Donne sfruttate e soldi riciclati: a Teramo condannata la banda dei nigeriani

La corte d’Appello ribalta la sentenza di assoluzione di primo grado per sei: 2 anni e 9 mesi a ciascuno. Disposta la confisca dei 200mila euro sequestrati nel corso delle indagini ai vari componenti
TERAMO. La cronaca si riavvolge sempre in un’aula di tribunale. In questo caso con una sentenza d’Appello che ribalta quella di assoluzione di primo grado e condanna la banda dei nigeriani. Due anni e nove mesi ciascuno ai sei componenti accusati di aver sfruttato connazionali sulla Bonifica del Tronto e di aver portato i soldi in Nigeria, spesso nascosti nella biancheria intima.
Le motivazioni della sentenza bis tra novanta giorni. Per ora c’è un dispositivo che accoglie il ricorso della Procura distrettuale contro la sentenza di assoluzione di primo grado emessa dalla Corte d’assise teramana (con formule dal fatto non sussiste al non aver commesso il fatto) al termine del maxi processo sulla tratta di giovani nigeriane, sul riciclaggio dei soldi provento di sfruttamento e spaccio. In primis sono stati condannati i due che per la Procura erano i presunti capi dell’associazione: Bright Omosigho e Emmanuel Ojemudia (entrambi residenti a Martinsicuro) per cui la Pubblica accusa (rappresentata da Simonetta Ciccarelli, all’epoca pm della Procura distrettuale dell’Aquila e oggi in Cassazione) in primo grado aveva chiesto una condanna a 9 anni ciascuno. La corte d’Appello, inoltre, ha disposto la confisca dei 200mila euro all’epoca sequestrati che per l’accusa erano provento dell’attività di sfruttamento delle giovani connazionali.
Le indagini erano scattate nel 2018 con le successive ordinanze di custodia cautelare. Secondo la Procura una vera e propria organizzazione criminale con un voluminoso giro d’affari: quello con cui i corrieri nigeriani portavano in patria i soldi provento di spaccio e sfruttamento della prostituzione. Somme che, sempre secondo la ricostruzione dell’accusa, andavano da 70mila a 10mila euro in contanti con le banconote nascoste nelle suole delle scarpe, nelle cinture, nella biancheria intima per superare i controlli negli aeroporti. La corposa indagine era nata da una precedente inchiesta scattata sempre nell’ambito di operazioni legate al reato di tratta.
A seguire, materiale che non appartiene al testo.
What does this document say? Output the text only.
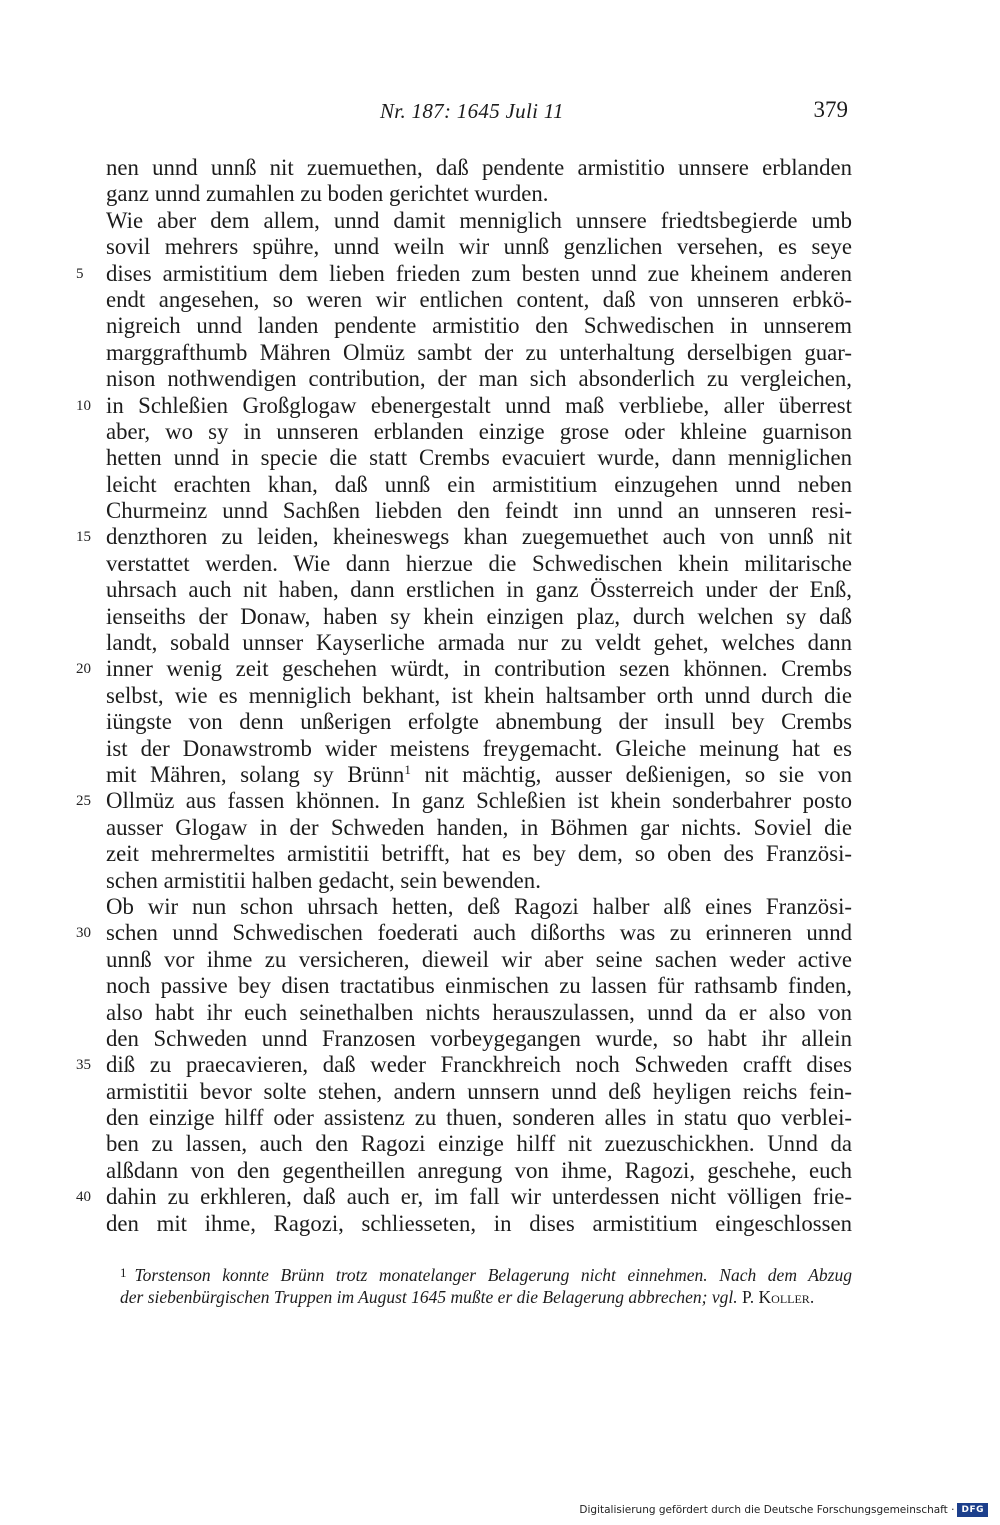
Nr. 187: 1645 Juli 11	379
nen unnd unnß nit zuemuethen, daß pendente armistitio unnsere erblanden
ganz unnd zumahlen zu boden gerichtet wurden.
Wie aber dem allem, unnd damit menniglich unnsere friedtsbegierde umb
sovil mehrers spühre, unnd weiln wir unnß genzlichen versehen, es seye
5 dises armistitium dem lieben frieden zum besten unnd zue kheinem anderen
endt angesehen, so weren wir entlichen content, daß von unnseren erbkö-
nigreich unnd landen pendente armistitio den Schwedischen in unnserem
marggrafthumb Mähren Olmüz sambt der zu unterhaltung derselbigen guar-
nison nothwendigen contribution, der man sich absonderlich zu vergleichen,
10 in Schleßien Großglogaw ebenergestalt unnd maß verbliebe, aller überrest
aber, wo sy in unnseren erblanden einzige grose oder khleine guarnison
hetten unnd in specie die statt Crembs evacuiert wurde, dann menniglichen
leicht erachten khan, daß unnß ein armistitium einzugehen unnd neben
Churmeinz unnd Sachßen liebden den feindt inn unnd an unnseren resi-
15 denzthoren zu leiden, kheineswegs khan zuegemuethet auch von unnß nit
verstattet werden. Wie dann hierzue die Schwedischen khein militarische
uhrsach auch nit haben, dann erstlichen in ganz Össterreich under der Enß,
ienseiths der Donaw, haben sy khein einzigen plaz, durch welchen sy daß
landt, sobald unnser Kayserliche armada nur zu veldt gehet, welches dann
20 inner wenig zeit geschehen würdt, in contribution sezen khönnen. Crembs
selbst, wie es menniglich bekhant, ist khein haltsamber orth unnd durch die
iüngste von denn unßerigen erfolgte abnembung der insull bey Crembs
ist der Donawstromb wider meistens freygemacht. Gleiche meinung hat es
mit Mähren, solang sy Brünn$^1$ nit mächtig, ausser deßienigen, so sie von
25 Ollmüz aus fassen khönnen. In ganz Schleßien ist khein sonderbahrer posto
ausser Glogaw in der Schweden handen, in Böhmen gar nichts. Soviel die
zeit mehrermeltes armistitii betrifft, hat es bey dem, so oben des Französi-
schen armistitii halben gedacht, sein bewenden.
Ob wir nun schon uhrsach hetten, deß Ragozi halber alß eines Französi-
30 schen unnd Schwedischen foederati auch dißorths was zu erinneren unnd
unnß vor ihme zu versicheren, dieweil wir aber seine sachen weder active
noch passive bey disen tractatibus einmischen zu lassen für rathsamb finden,
also habt ihr euch seinethalben nichts herauszulassen, unnd da er also von
den Schweden unnd Franzosen vorbeygegangen wurde, so habt ihr allein
35 diß zu praecavieren, daß weder Franckhreich noch Schweden crafft dises
armistitii bevor solte stehen, andern unnsern unnd deß heyligen reichs fein-
den einzige hilff oder assistenz zu thuen, sonderen alles in statu quo verblei-
ben zu lassen, auch den Ragozi einzige hilff nit zuezuschickhen. Unnd da
alßdann von den gegentheillen anregung von ihme, Ragozi, geschehe, euch
40 dahin zu erkhleren, daß auch er, im fall wir unterdessen nicht völligen frie-
den mit ihme, Ragozi, schliesseten, in dises armistitium eingeschlossen
$^1$ Torstenson konnte Brünn trotz monatelanger Belagerung nicht einnehmen. Nach dem Abzug
der siebenbürgischen Truppen im August 1645 mußte er die Belagerung abbrechen; vgl. P. Koller.
Digitalisierung gefördert durch die Deutsche Forschungsgemeinschaft · DFG
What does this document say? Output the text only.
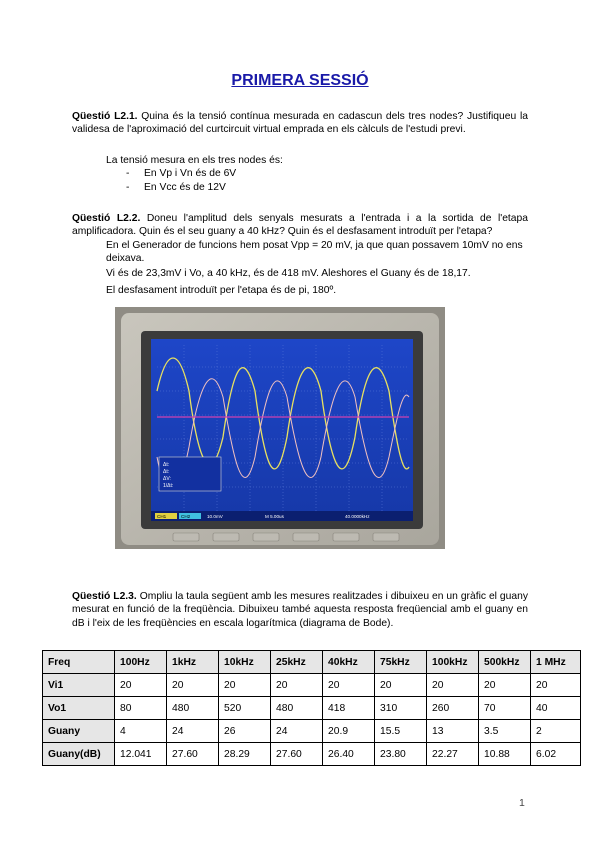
PRIMERA SESSIÓ
Qüestió L2.1. Quina és la tensió contínua mesurada en cadascun dels tres nodes? Justifiqueu la validesa de l'aproximació del curtcircuit virtual emprada en els càlculs de l'estudi previ.
La tensió mesura en els tres nodes és:
- En Vp i Vn és de 6V
- En Vcc és de 12V
Qüestió L2.2. Doneu l'amplitud dels senyals mesurats a l'entrada i a la sortida de l'etapa amplificadora. Quin és el seu guany a 40 kHz? Quin és el desfasament introduït per l'etapa?
En el Generador de funcions hem posat Vpp = 20 mV, ja que quan possavem 10mV no ens deixava.
Vi és de 23,3mV i Vo, a 40 kHz, és de 418 mV. Aleshores el Guany és de 18,17.
El desfasament introduït per l'etapa és de pi, 180º.
Δt:
Δt:
ΔV:
1/Δt:
CH1	CH2	10.0mV	M 5.00us	40.0000kHz
Qüestió L2.3. Ompliu la taula següent amb les mesures realitzades i dibuixeu en un gràfic el guany mesurat en funció de la freqüència. Dibuixeu també aquesta resposta freqüencial amb el guany en dB i l'eix de les freqüències en escala logarítmica (diagrama de Bode).
Freq	100Hz	1kHz	10kHz	25kHz	40kHz	75kHz	100kHz	500kHz	1 MHz
Vi1	20	20	20	20	20	20	20	20	20
Vo1	80	480	520	480	418	310	260	70	40
Guany	4	24	26	24	20.9	15.5	13	3.5	2
Guany(dB)	12.041	27.60	28.29	27.60	26.40	23.80	22.27	10.88	6.02
1
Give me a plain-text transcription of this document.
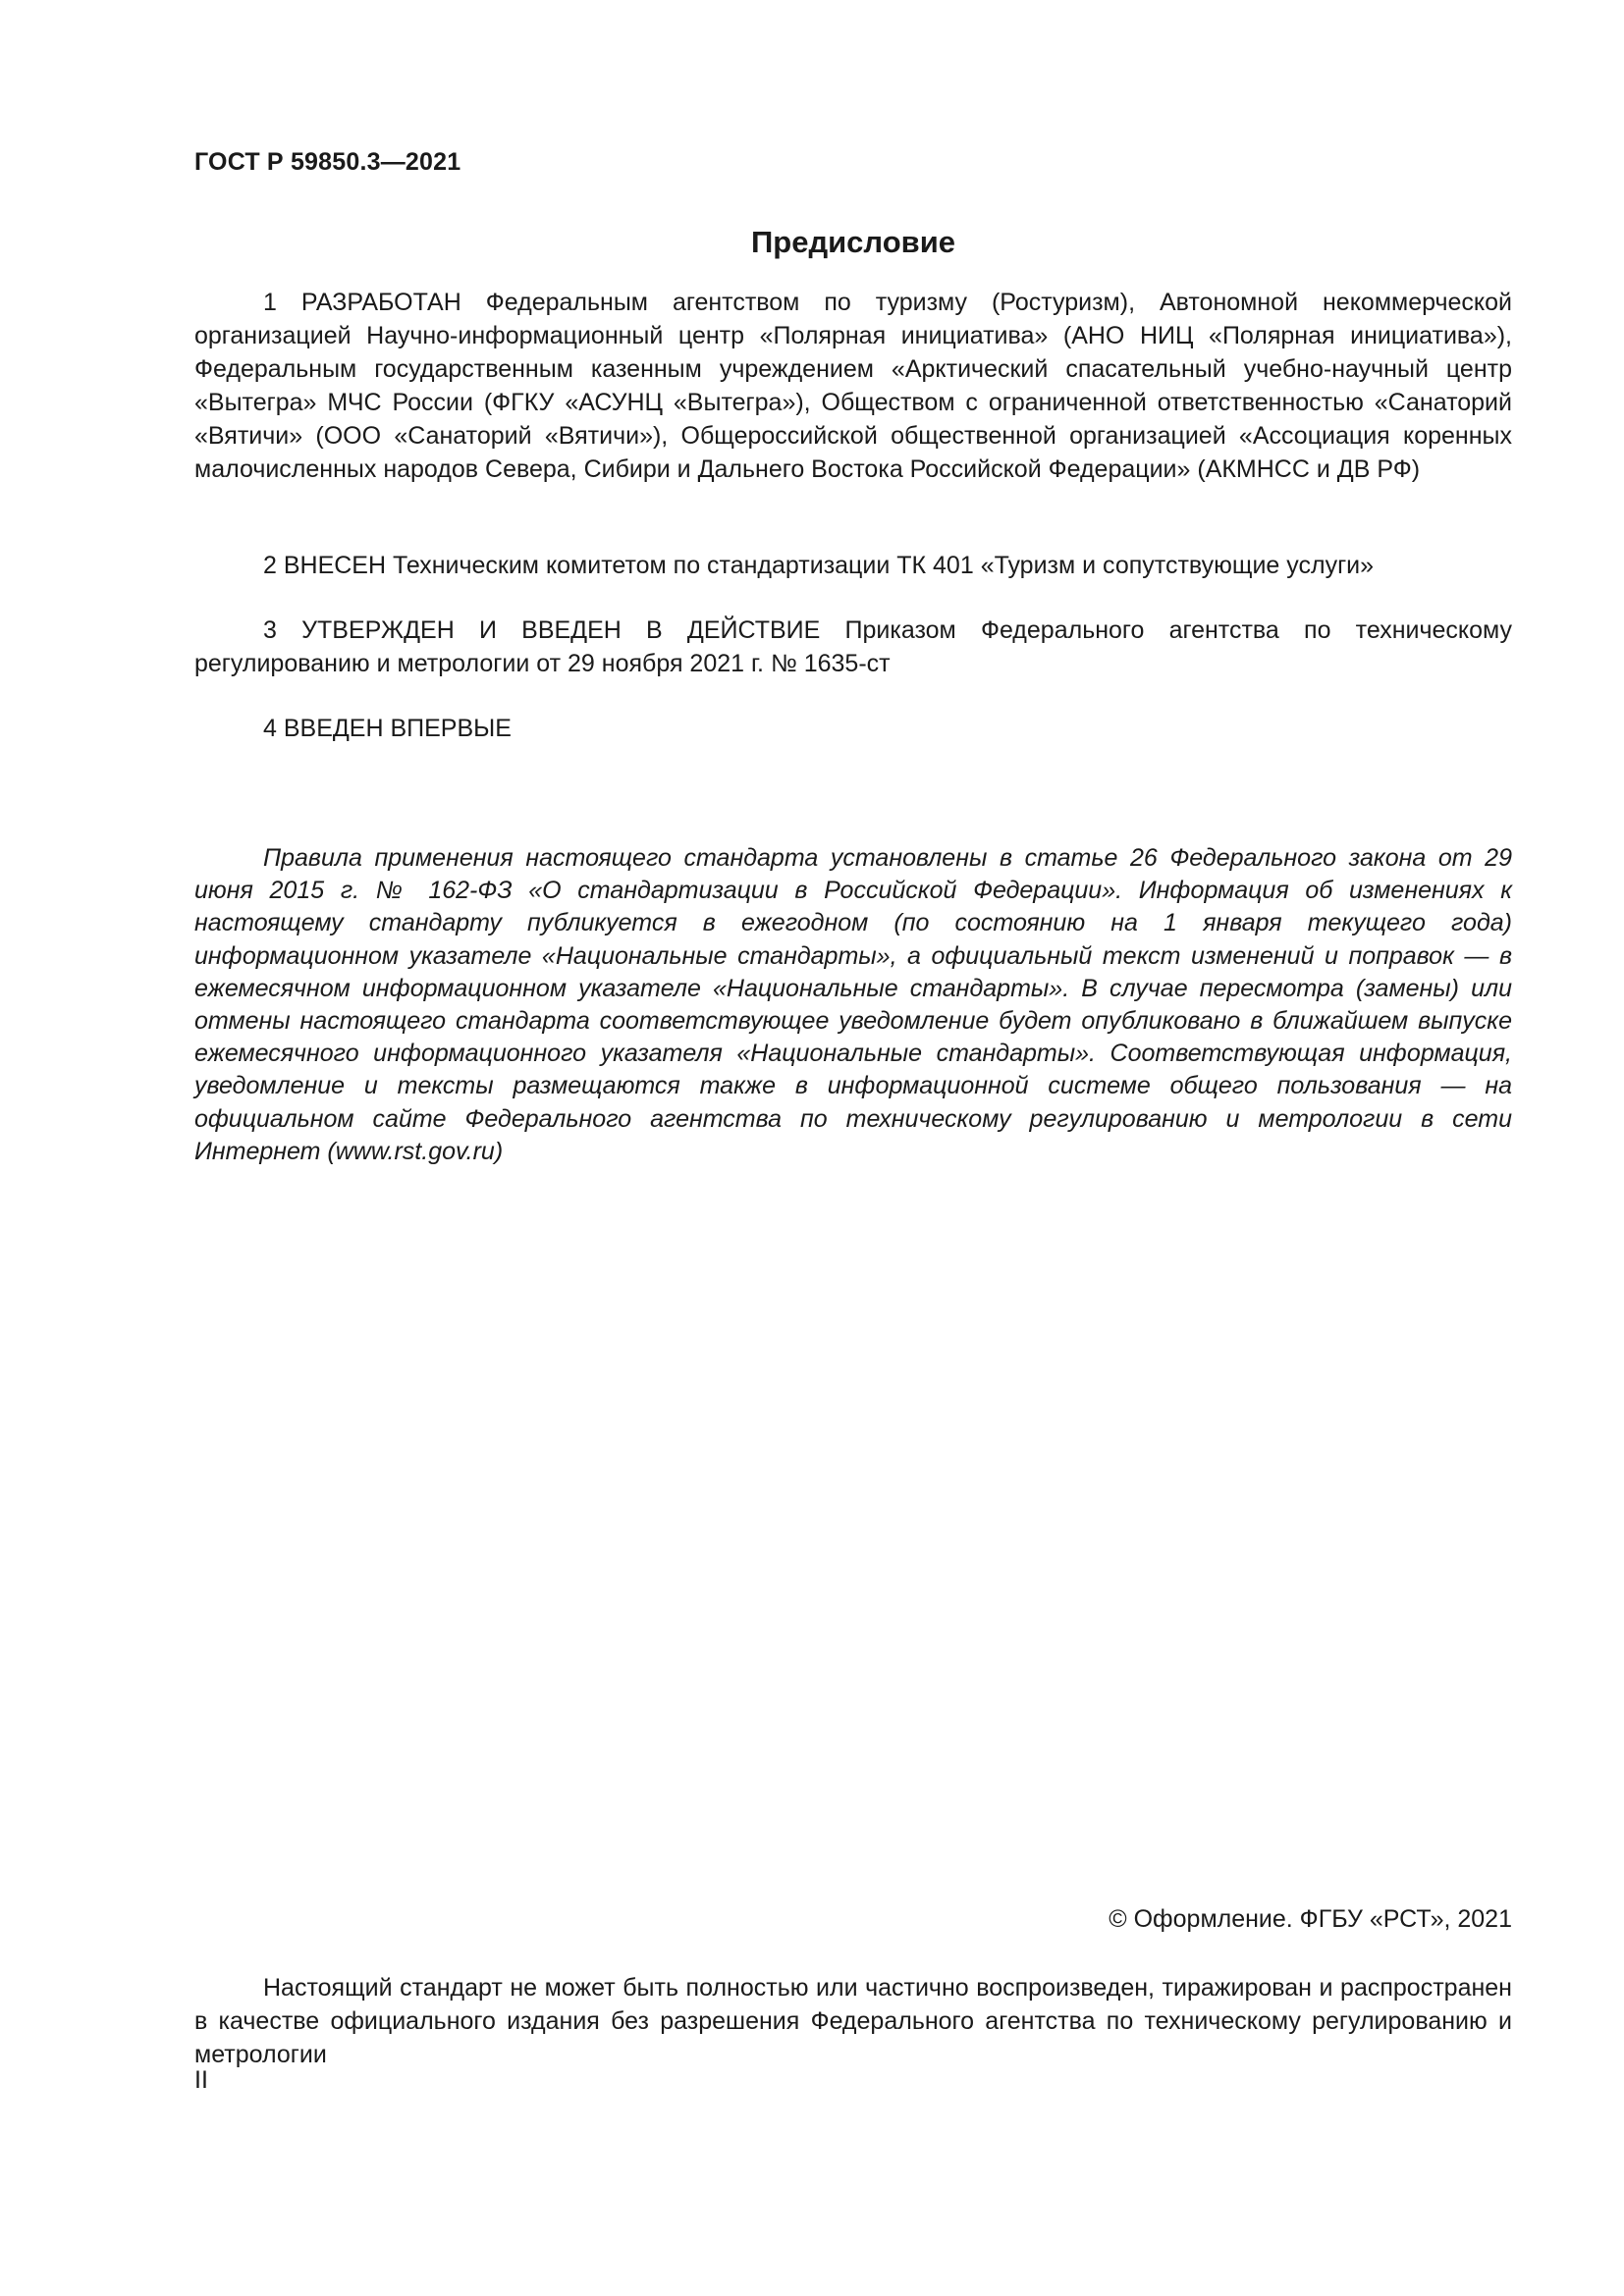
ГОСТ Р 59850.3—2021
Предисловие

1 РАЗРАБОТАН Федеральным агентством по туризму (Ростуризм), Автономной некоммерческой организацией Научно-информационный центр «Полярная инициатива» (АНО НИЦ «Полярная инициатива»), Федеральным государственным казенным учреждением «Арктический спасательный учебно-научный центр «Вытегра» МЧС России (ФГКУ «АСУНЦ «Вытегра»), Обществом с ограниченной ответственностью «Санаторий «Вятичи» (ООО «Санаторий «Вятичи»), Общероссийской общественной организацией «Ассоциация коренных малочисленных народов Севера, Сибири и Дальнего Востока Российской Федерации» (АКМНСС и ДВ РФ)

2 ВНЕСЕН Техническим комитетом по стандартизации ТК 401 «Туризм и сопутствующие услуги»

3 УТВЕРЖДЕН И ВВЕДЕН В ДЕЙСТВИЕ Приказом Федерального агентства по техническому регулированию и метрологии от 29 ноября 2021 г. № 1635-ст

4 ВВЕДЕН ВПЕРВЫЕ

Правила применения настоящего стандарта установлены в статье 26 Федерального закона от 29 июня 2015 г. № 162-ФЗ «О стандартизации в Российской Федерации». Информация об изменениях к настоящему стандарту публикуется в ежегодном (по состоянию на 1 января текущего года) информационном указателе «Национальные стандарты», а официальный текст изменений и поправок — в ежемесячном информационном указателе «Национальные стандарты». В случае пересмотра (замены) или отмены настоящего стандарта соответствующее уведомление будет опубликовано в ближайшем выпуске ежемесячного информационного указателя «Национальные стандарты». Соответствующая информация, уведомление и тексты размещаются также в информационной системе общего пользования — на официальном сайте Федерального агентства по техническому регулированию и метрологии в сети Интернет (www.rst.gov.ru)

© Оформление. ФГБУ «РСТ», 2021

Настоящий стандарт не может быть полностью или частично воспроизведен, тиражирован и распространен в качестве официального издания без разрешения Федерального агентства по техническому регулированию и метрологии

II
L’operazione “Pesha”, appunto dal nome dato alla cellula che da Martinsicuro era arrivata ad Ancona con, per l’accusa, un giro d’affari illeciti in diversi ambiti. Secondo le indagini della squadra mobile teramana gli affiliati residenti a Martinsicuro, due dei quali rivestivano ruoli di responsabilità in un comitato esecutivo della cellula, avevano vari interessi. Se lo spaccio di droga, più fiorente in altri territori, era un’attività residuale, i nigeriani che operavano nella parte nord della provincia avrebbero gestito un giro di prostituzione. Per gli inquirenti un’associazione con rito di affiliazione caratterizzato da una rigida gerarchia.